Je confirme le montant de 400 millions d'euros identifiés comme les investissements annuels nécessaires pour assurer le maintien en état du parc domanial, mais c'est surtout l'état de la gendarmerie qui pose question. Pour le gel, Christine Lavarde, je confirme que le budget immobilier de la gendarmerie entre bien dans le périmètre des crédits qui sont gelés en début d'année par le responsable de programme. Cependant, je ressens une forte bonne volonté de la gendarmerie pour apporter des réponses.

J'ai moi aussi, comme président de département, expérimenté des PPP. Dans le périmètre de la gendarmerie, le siège de la DGGN à Issy-les-Moulineaux est une belle réussite de PPP.

Les immeubles vides sont gérés par les services du domaine, c'est-à-dire la direction de l'immobilier de l'État, qui s'efforce de les valoriser.

Sur les nouvelles gendarmeries, il n'y a pas d'argent pour construire de nouvelles casernes domaniales ! Nous avons auditionné le maire de Dompierre-sur-Mer, près de la Rochelle, où une brigade est annoncée : c'est à lui de trouver le capital pour investir, de demander au département... On bascule la responsabilité sur les collectivités. Les élus, de bonne volonté et réactifs, se révèlent agiles. Cependant, les offices HLM, très ponctionnés voilà quatre ou cinq ans, sont désormais plus réservés et attendent un accord des conseils départementaux, dont il est inutile de rappeler l'état...

Du fait du zéro artificialisation nette (ZAN) et des plans locaux d'urbanisme intercommunaux (PLUi), les élus se tournent vers l'existant.
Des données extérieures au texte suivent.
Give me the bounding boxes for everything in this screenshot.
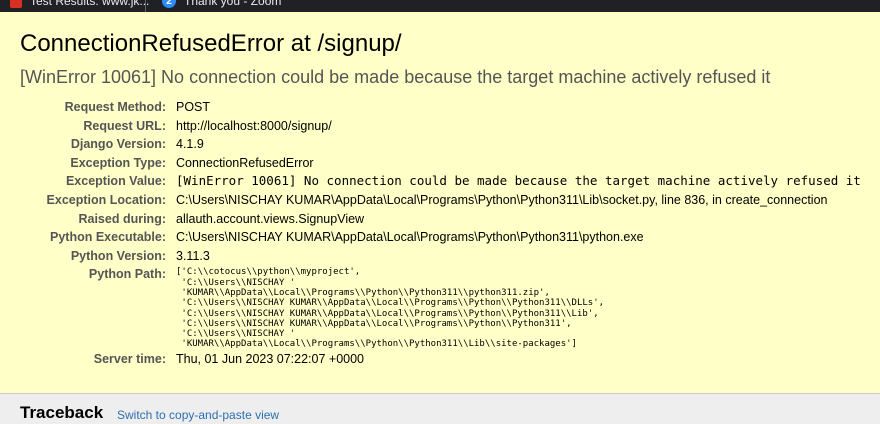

Sur les 90 projets de la première vague prévus pour 2027, on pourra compter ceux qui sont achevés sur les doigts de la main...

La foncière de l'État est une bonne idée. Tant que les gendarmes seront de bonne volonté et dans la discipline militaire, cela se passera bien. Mais l'exemple de Dijon, où les familles ne peuvent aller aux toilettes après 22 heures, ne sera pas tenable longtemps...

Nous avons donc une responsabilité collective face à ce sous-investissement. Pour accompagner cette force indispensable, il faut lui apporter une publicité, des crédits et des moyens !

Mme Isabelle Briquet. - Sur la recommandation n° 1, je reste réservée quant au recours aux partenariats public-privé.

La commission a adopté les recommandations du rapporteur spécial et autorisé la publication de sa communication sous la forme d'un rapport d'information.